The final-over heroics we have seen reveals to what extent norms/traditions/psychology rules sporting behavior. Climbing asking rates were once seen as fatal to a chase; anything above eight an over was enough to doom the whole enterprise. The pressure of the chase would force errors and a heap of wickets. No longer: IPL batsmen now believe that anything is possible in the final overs of a game (possibly because the death-bowling has been so utterly terrible). The smart batsmen realize that there just isn’t enough time in the IPL to regress to the mean; if you have enough courage and reasonable eyesight, chances are the night will belong to you — all you need to deliver is a quick 20 runs, in one game, against one bowler.

But this heroism — if it can be called that — reminds me more of playground cricket, where records fall fast and memories are short. Who can remember who did what last week? Who can know which no-name player will have his inevitable day under the light towers? In other words: who cares about the Lord’s honors boards when you can rule the roller coaster just for one day?

Linear Thinking Watch

This is an old hobbyhorse of mine: You can’t assume that a match result would have been different if a particular incident during the match didn’t occur. For example: Rajasthan Royals lost by one run against the Deccan Chargers. In the last over, the umpire didn’t call a wide. Ergo, the Royals owner tweets, if we had that wide (an extra run, an extra ball), we would have won. Not really, as I wrote before:

This logic assumes a linear narrative — that is, batsman is dropped, batsman goes on to score runs, therefore, drop led to defeat. But it’s also entirely possible that different realities are created with each ball.

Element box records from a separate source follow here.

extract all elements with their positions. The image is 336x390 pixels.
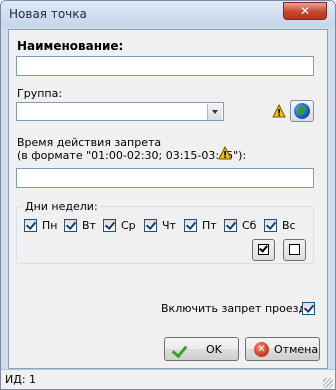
day-label: Пт [202, 219, 217, 232]
warning-icon [218, 146, 232, 160]
checkbox-icon [64, 219, 77, 232]
ok-label: OK [206, 343, 222, 356]
day-label: Пн [42, 219, 58, 232]
checkmark-icon [171, 341, 188, 359]
day-checkbox-thu[interactable]: Чт [144, 218, 176, 234]
clear-all-days-button[interactable] [283, 239, 306, 261]
checkbox-icon [302, 302, 315, 315]
day-label: Сб [242, 219, 257, 232]
weekdays-group: Дни недели: Пн Вт Ср Чт Пт Сб Вс [16, 200, 314, 264]
checkbox-icon [184, 219, 197, 232]
ok-button[interactable]: OK [164, 337, 239, 361]
map-button[interactable] [290, 100, 314, 122]
name-input[interactable] [16, 56, 314, 76]
dialog-body: Наименование: Группа: Время действия зап… [8, 29, 328, 369]
checkbox-icon [103, 219, 116, 232]
day-label: Вт [82, 219, 96, 232]
warning-icon [272, 104, 286, 118]
day-label: Ср [121, 219, 136, 232]
time-label-line2: (в формате "01:00-02:30; 03:15-03:45"): [17, 149, 247, 162]
group-label: Группа: [17, 87, 63, 100]
chevron-down-icon[interactable] [207, 104, 222, 120]
day-checkbox-tue[interactable]: Вт [64, 218, 96, 234]
empty-box-icon [289, 244, 300, 255]
status-bar: ИД: 1 [1, 369, 335, 389]
checkbox-icon [224, 219, 237, 232]
cancel-label: Отмена [274, 343, 319, 356]
day-checkbox-wed[interactable]: Ср [103, 218, 136, 234]
group-select[interactable] [16, 102, 224, 121]
dialog-window: Новая точка ✕ Наименование: Группа: Врем… [0, 0, 336, 390]
globe-icon [294, 103, 310, 119]
select-all-days-button[interactable] [252, 239, 275, 261]
cancel-icon: ✕ [254, 342, 269, 357]
day-checkbox-fri[interactable]: Пт [184, 218, 217, 234]
checkbox-icon [24, 219, 37, 232]
day-label: Чт [162, 219, 176, 232]
day-label: Вс [282, 219, 296, 232]
checkbox-icon [264, 219, 277, 232]
window-title: Новая точка [9, 7, 87, 21]
day-checkbox-sat[interactable]: Сб [224, 218, 256, 234]
resize-grip-icon[interactable] [323, 378, 333, 388]
day-checkbox-sun[interactable]: Вс [264, 218, 296, 234]
checked-box-icon [258, 244, 269, 255]
time-input[interactable] [16, 168, 314, 188]
title-bar[interactable]: Новая точка ✕ [1, 1, 335, 27]
checkbox-icon [144, 219, 157, 232]
close-icon: ✕ [299, 4, 311, 18]
weekdays-title: Дни недели: [23, 200, 100, 213]
cancel-button[interactable]: ✕ Отмена [245, 337, 320, 361]
day-checkbox-mon[interactable]: Пн [24, 218, 58, 234]
close-button[interactable]: ✕ [283, 2, 327, 20]
name-label: Наименование: [17, 39, 124, 53]
enable-ban-checkbox[interactable] [302, 301, 316, 317]
time-label-line1: Время действия запрета [17, 136, 162, 149]
id-status: ИД: 1 [5, 373, 37, 386]
enable-ban-label: Включить запрет проезда [161, 302, 313, 315]
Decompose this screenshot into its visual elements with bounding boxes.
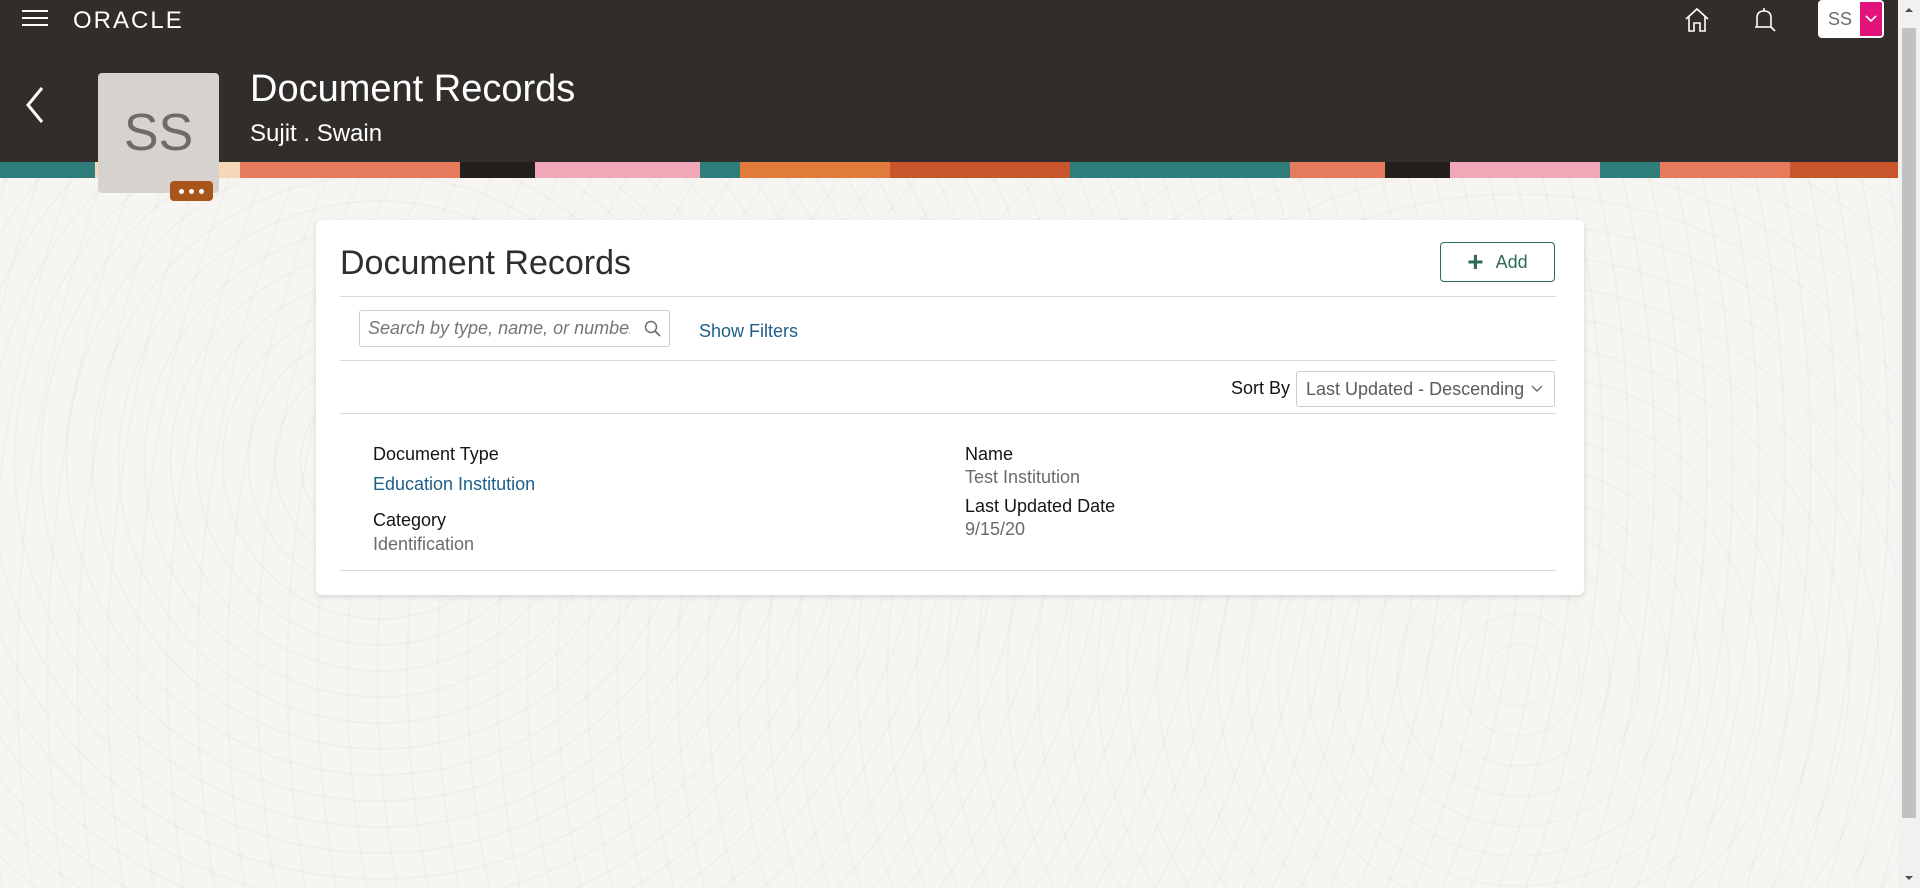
sort-by-value: Last Updated - Descending — [1306, 378, 1525, 399]
search-box — [359, 310, 670, 347]
user-initials: SS — [1820, 2, 1860, 36]
sort-by-label: Sort By — [1231, 378, 1291, 398]
search-icon[interactable] — [643, 319, 663, 339]
search-input[interactable] — [360, 311, 630, 346]
decorative-banner — [0, 162, 1898, 178]
add-button[interactable]: + Add — [1440, 242, 1555, 282]
home-icon[interactable] — [1682, 5, 1712, 35]
document-type-link[interactable]: Education Institution — [373, 474, 535, 495]
user-menu-button[interactable]: SS — [1818, 0, 1884, 38]
scroll-down-arrow-icon[interactable] — [1903, 872, 1915, 884]
last-updated-label: Last Updated Date — [965, 496, 1116, 516]
person-avatar: SS — [98, 73, 219, 193]
back-arrow-icon[interactable] — [20, 82, 50, 128]
divider — [340, 360, 1556, 361]
chevron-down-icon — [1860, 2, 1882, 36]
divider — [340, 413, 1556, 414]
notifications-bell-icon[interactable] — [1749, 5, 1779, 35]
add-button-label: Add — [1495, 251, 1528, 272]
show-filters-link[interactable]: Show Filters — [699, 321, 798, 342]
document-type-label: Document Type — [373, 444, 499, 464]
plus-icon: + — [1467, 246, 1484, 277]
category-value: Identification — [373, 534, 475, 554]
sort-by-select[interactable]: Last Updated - Descending — [1296, 371, 1555, 407]
vertical-scrollbar[interactable] — [1898, 0, 1920, 888]
category-label: Category — [373, 510, 447, 530]
hamburger-menu-icon[interactable] — [22, 10, 48, 28]
last-updated-value: 9/15/20 — [965, 519, 1026, 539]
scroll-up-arrow-icon[interactable] — [1903, 4, 1915, 16]
document-record-row[interactable]: Document Type Education Institution Cate… — [316, 430, 1584, 580]
name-label: Name — [965, 444, 1014, 464]
chevron-down-icon — [1531, 385, 1543, 392]
person-name: Sujit . Swain — [250, 120, 383, 147]
scrollbar-thumb[interactable] — [1902, 28, 1916, 818]
divider — [340, 296, 1556, 297]
divider — [340, 570, 1556, 571]
name-value: Test Institution — [965, 467, 1081, 487]
page-title: Document Records — [250, 68, 576, 110]
oracle-logo: ORACLE — [73, 7, 184, 34]
more-actions-button[interactable] — [170, 181, 213, 201]
top-header: ORACLE SS Document Records Sujit . Swain — [0, 0, 1898, 162]
document-records-card: Document Records + Add Show Filters Sort… — [316, 220, 1584, 595]
card-title: Document Records — [340, 244, 632, 282]
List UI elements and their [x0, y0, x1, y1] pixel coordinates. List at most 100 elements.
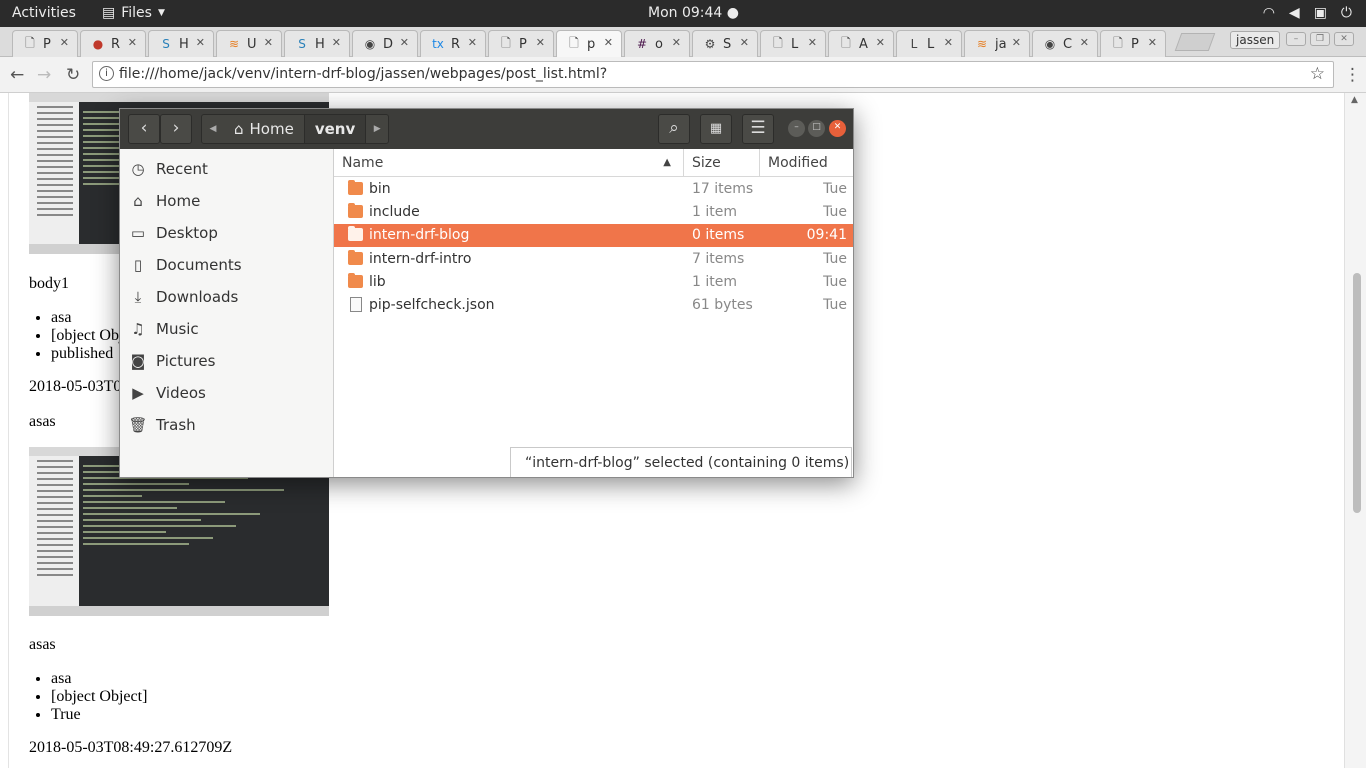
- post-date: 2018-05-03T0: [29, 378, 122, 395]
- browser-tab[interactable]: tx R ✕: [420, 30, 486, 57]
- column-header-name[interactable]: Name ▲: [334, 149, 684, 177]
- file-name: pip-selfcheck.json: [369, 297, 495, 313]
- system-tray[interactable]: ◠ ◀ ▣ ⏻: [1263, 5, 1352, 21]
- tab-close-icon[interactable]: ✕: [1148, 36, 1157, 49]
- file-row[interactable]: include 1 item Tue: [334, 201, 853, 224]
- browser-tab[interactable]: 🗋 P ✕: [488, 30, 554, 57]
- browser-tab[interactable]: 🗋 P ✕: [1100, 30, 1166, 57]
- tab-title: ja: [995, 36, 1007, 52]
- view-toggle-button[interactable]: ▦: [700, 114, 732, 144]
- tab-close-icon[interactable]: ✕: [60, 36, 69, 49]
- post-date: 2018-05-03T08:49:27.612709Z: [29, 739, 233, 756]
- path-scroll-left-icon[interactable]: ◀: [202, 115, 224, 143]
- browser-tab[interactable]: 🗋 P ✕: [12, 30, 78, 57]
- back-button[interactable]: ←: [10, 65, 24, 85]
- tab-title: H: [179, 36, 189, 52]
- bookmark-star-icon[interactable]: ☆: [1310, 64, 1325, 84]
- browser-tab[interactable]: S H ✕: [284, 30, 350, 57]
- scrollbar-thumb[interactable]: [1353, 273, 1361, 513]
- power-icon: ⏻: [1340, 5, 1352, 21]
- back-nav-button[interactable]: ‹: [128, 114, 160, 144]
- tab-close-icon[interactable]: ✕: [604, 36, 613, 49]
- app-menu[interactable]: ▤ Files ▼: [102, 5, 165, 21]
- browser-tab[interactable]: 🗋 L ✕: [760, 30, 826, 57]
- tab-close-icon[interactable]: ✕: [264, 36, 273, 49]
- tab-close-icon[interactable]: ✕: [808, 36, 817, 49]
- new-tab-button[interactable]: [1174, 33, 1216, 51]
- github-icon: ◉: [364, 37, 376, 51]
- tab-close-icon[interactable]: ✕: [196, 36, 205, 49]
- browser-tab[interactable]: 🗋 p ✕: [556, 30, 622, 57]
- sidebar-item-music[interactable]: ♫ Music: [120, 313, 334, 345]
- tab-close-icon[interactable]: ✕: [672, 36, 681, 49]
- browser-tab[interactable]: 🗋 A ✕: [828, 30, 894, 57]
- info-icon[interactable]: i: [99, 66, 114, 81]
- sidebar-item-downloads[interactable]: ⤓ Downloads: [120, 281, 334, 313]
- browser-tab[interactable]: ≋ U ✕: [216, 30, 282, 57]
- forward-button[interactable]: →: [37, 65, 51, 85]
- tab-close-icon[interactable]: ✕: [332, 36, 341, 49]
- search-icon: ⌕: [669, 118, 679, 138]
- tab-close-icon[interactable]: ✕: [536, 36, 545, 49]
- browser-tab[interactable]: ≋ ja ✕: [964, 30, 1030, 57]
- clock[interactable]: Mon 09:44 ●: [648, 5, 739, 21]
- sidebar-item-documents[interactable]: ▯ Documents: [120, 249, 334, 281]
- list-item: True: [51, 706, 147, 724]
- file-row[interactable]: pip-selfcheck.json 61 bytes Tue: [334, 294, 853, 317]
- sidebar-item-trash[interactable]: 🗑 Trash: [120, 409, 334, 441]
- browser-tab[interactable]: S H ✕: [148, 30, 214, 57]
- search-button[interactable]: ⌕: [658, 114, 690, 144]
- activities-button[interactable]: Activities: [12, 5, 76, 21]
- minimize-icon[interactable]: –: [1286, 32, 1306, 46]
- chevron-down-icon: ▼: [157, 8, 165, 18]
- close-icon[interactable]: ✕: [1334, 32, 1354, 46]
- file-row[interactable]: intern-drf-blog 0 items 09:41: [334, 224, 853, 248]
- browser-tab[interactable]: ● R ✕: [80, 30, 146, 57]
- scroll-up-icon[interactable]: ▲: [1351, 95, 1358, 105]
- column-header-modified[interactable]: Modified: [760, 149, 853, 177]
- tab-close-icon[interactable]: ✕: [128, 36, 137, 49]
- tab-title: L: [791, 36, 799, 52]
- tab-close-icon[interactable]: ✕: [1012, 36, 1021, 49]
- sidebar-item-recent[interactable]: ◷ Recent: [120, 153, 334, 185]
- file-row[interactable]: bin 17 items Tue: [334, 178, 853, 201]
- forward-nav-button[interactable]: ›: [160, 114, 192, 144]
- top-panel: Activities ▤ Files ▼ Mon 09:44 ● ◠ ◀ ▣ ⏻: [0, 0, 1366, 27]
- doc-icon: 🗋: [841, 35, 851, 50]
- maximize-button[interactable]: □: [808, 120, 825, 137]
- tab-close-icon[interactable]: ✕: [400, 36, 409, 49]
- sidebar-item-pictures[interactable]: ◙ Pictures: [120, 345, 334, 377]
- column-header-size[interactable]: Size: [684, 149, 760, 177]
- browser-tab[interactable]: ◉ D ✕: [352, 30, 418, 57]
- page-scrollbar[interactable]: ▲: [1344, 93, 1366, 768]
- sidebar-item-home[interactable]: ⌂ Home: [120, 185, 334, 217]
- tab-close-icon[interactable]: ✕: [876, 36, 885, 49]
- browser-tab[interactable]: ⚙ S ✕: [692, 30, 758, 57]
- browser-menu-icon[interactable]: ⋮: [1344, 65, 1361, 85]
- tab-title: U: [247, 36, 257, 52]
- reload-button[interactable]: ↻: [66, 65, 80, 85]
- maximize-icon[interactable]: ❐: [1310, 32, 1330, 46]
- file-row[interactable]: intern-drf-intro 7 items Tue: [334, 248, 853, 271]
- sidebar-item-desktop[interactable]: ▭ Desktop: [120, 217, 334, 249]
- file-row[interactable]: lib 1 item Tue: [334, 271, 853, 294]
- tab-close-icon[interactable]: ✕: [1080, 36, 1089, 49]
- profile-button[interactable]: jassen: [1230, 31, 1281, 49]
- sidebar-item-videos[interactable]: ▶ Videos: [120, 377, 334, 409]
- path-crumb-home[interactable]: ⌂ Home: [224, 115, 304, 143]
- sidebar-item-label: Pictures: [156, 352, 216, 370]
- tab-close-icon[interactable]: ✕: [944, 36, 953, 49]
- tab-close-icon[interactable]: ✕: [468, 36, 477, 49]
- close-button[interactable]: ✕: [829, 120, 846, 137]
- files-app-icon: ▤: [102, 5, 116, 21]
- path-crumb-venv[interactable]: venv: [303, 115, 367, 143]
- address-bar[interactable]: i file:///home/jack/venv/intern-drf-blog…: [92, 61, 1334, 88]
- browser-tab[interactable]: L L ✕: [896, 30, 962, 57]
- sidebar-item-label: Recent: [156, 160, 208, 178]
- minimize-button[interactable]: –: [788, 120, 805, 137]
- browser-tab[interactable]: ◉ C ✕: [1032, 30, 1098, 57]
- path-scroll-right-icon[interactable]: ▶: [366, 115, 388, 143]
- menu-button[interactable]: ☰: [742, 114, 774, 144]
- browser-tab[interactable]: # o ✕: [624, 30, 690, 57]
- tab-close-icon[interactable]: ✕: [740, 36, 749, 49]
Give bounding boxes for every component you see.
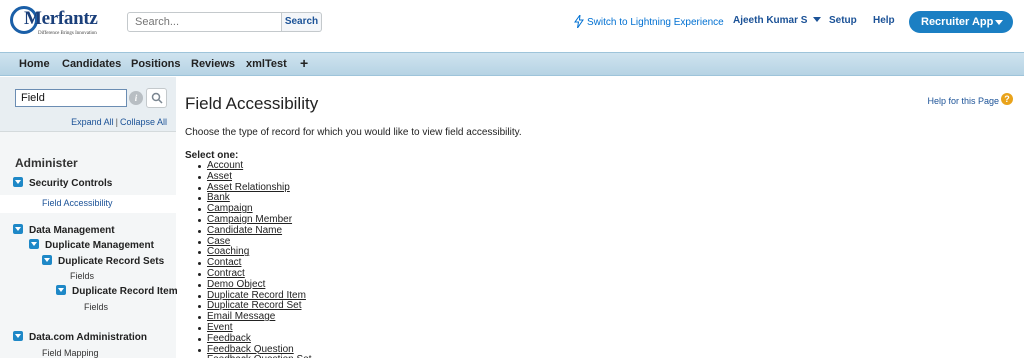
page-description: Choose the type of record for which you … xyxy=(185,127,522,138)
collapse-toggle-icon[interactable] xyxy=(29,239,39,249)
object-link[interactable]: Bank xyxy=(207,192,230,203)
object-link[interactable]: Account xyxy=(207,160,243,171)
sidebar-tree: Administer Security Controls Field Acces… xyxy=(0,131,183,358)
help-icon[interactable]: ? xyxy=(1001,93,1013,105)
sidebar-item-fields[interactable]: Fields xyxy=(70,271,94,281)
sidebar-item-data-management[interactable]: Data Management xyxy=(13,224,115,236)
expand-all-link[interactable]: Expand All xyxy=(71,117,114,127)
object-link[interactable]: Duplicate Record Item xyxy=(207,290,306,301)
help-link[interactable]: Help xyxy=(873,15,895,26)
collapse-toggle-icon[interactable] xyxy=(13,331,23,341)
sidebar-item-label: Data.com Administration xyxy=(29,332,147,343)
sidebar-item-label: Duplicate Record Items xyxy=(72,286,184,297)
object-link[interactable]: Asset xyxy=(207,171,232,182)
switch-to-lightning-link[interactable]: Switch to Lightning Experience xyxy=(574,13,724,29)
sidebar-item-fields[interactable]: Fields xyxy=(84,302,108,312)
object-link[interactable]: Candidate Name xyxy=(207,225,282,236)
expand-collapse-links: Expand All | Collapse All xyxy=(71,117,167,127)
sidebar-item-duplicate-record-items[interactable]: Duplicate Record Items xyxy=(56,285,183,297)
page-title: Field Accessibility xyxy=(185,94,319,113)
object-link[interactable]: Campaign Member xyxy=(207,214,292,225)
sidebar-item-label: Field Accessibility xyxy=(42,198,113,208)
help-for-this-page-link[interactable]: Help for this Page xyxy=(927,96,999,106)
chevron-down-icon xyxy=(813,17,822,22)
tab-home[interactable]: Home xyxy=(19,58,50,70)
user-menu[interactable]: Ajeeth Kumar S xyxy=(733,15,822,26)
logo-text: Merfantz xyxy=(24,8,98,29)
object-link[interactable]: Email Message xyxy=(207,311,275,322)
collapse-toggle-icon[interactable] xyxy=(13,224,23,234)
object-link[interactable]: Contract xyxy=(207,268,245,279)
app-menu-button[interactable]: Recruiter App xyxy=(909,11,1013,33)
sidebar-item-label: Duplicate Record Sets xyxy=(58,256,165,267)
sidebar-item-field-accessibility[interactable]: Field Accessibility xyxy=(0,195,177,213)
sidebar-item-duplicate-management[interactable]: Duplicate Management xyxy=(29,239,154,251)
setup-link[interactable]: Setup xyxy=(829,15,857,26)
tab-reviews[interactable]: Reviews xyxy=(191,58,235,70)
collapse-toggle-icon[interactable] xyxy=(13,177,23,187)
object-link[interactable]: Feedback Question Set xyxy=(207,354,312,358)
object-link[interactable]: Feedback Question xyxy=(207,344,294,355)
sidebar-item-label: Security Controls xyxy=(29,178,113,189)
object-link[interactable]: Case xyxy=(207,236,230,247)
object-link[interactable]: Campaign xyxy=(207,203,253,214)
quick-find-button[interactable] xyxy=(146,88,167,108)
switch-to-lightning-label: Switch to Lightning Experience xyxy=(587,17,724,28)
user-name: Ajeeth Kumar S xyxy=(733,15,808,26)
search-icon xyxy=(151,92,163,104)
info-icon[interactable]: i xyxy=(129,91,143,105)
object-link[interactable]: Contact xyxy=(207,257,241,268)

Who knows what would have happened if that wide was called? The batsman, calmed by an extra ball, may have reacted differently to the next one. The bowler, angry that he had given away an extra at such a crucial point, may have found the inspiration to pull off an in-swinging yorker. It’s silly to focus one missed chance and view it as the “cause” of the loss; if anything, I’d blame the Royals for losing from a position of 15 off 12.

If anyone wants to use this post as an opportunity to teach me about chaos theory, please go ahead. Otherwise, I’ll be hosting a viewing of Sliding Doors later. You’re all invited.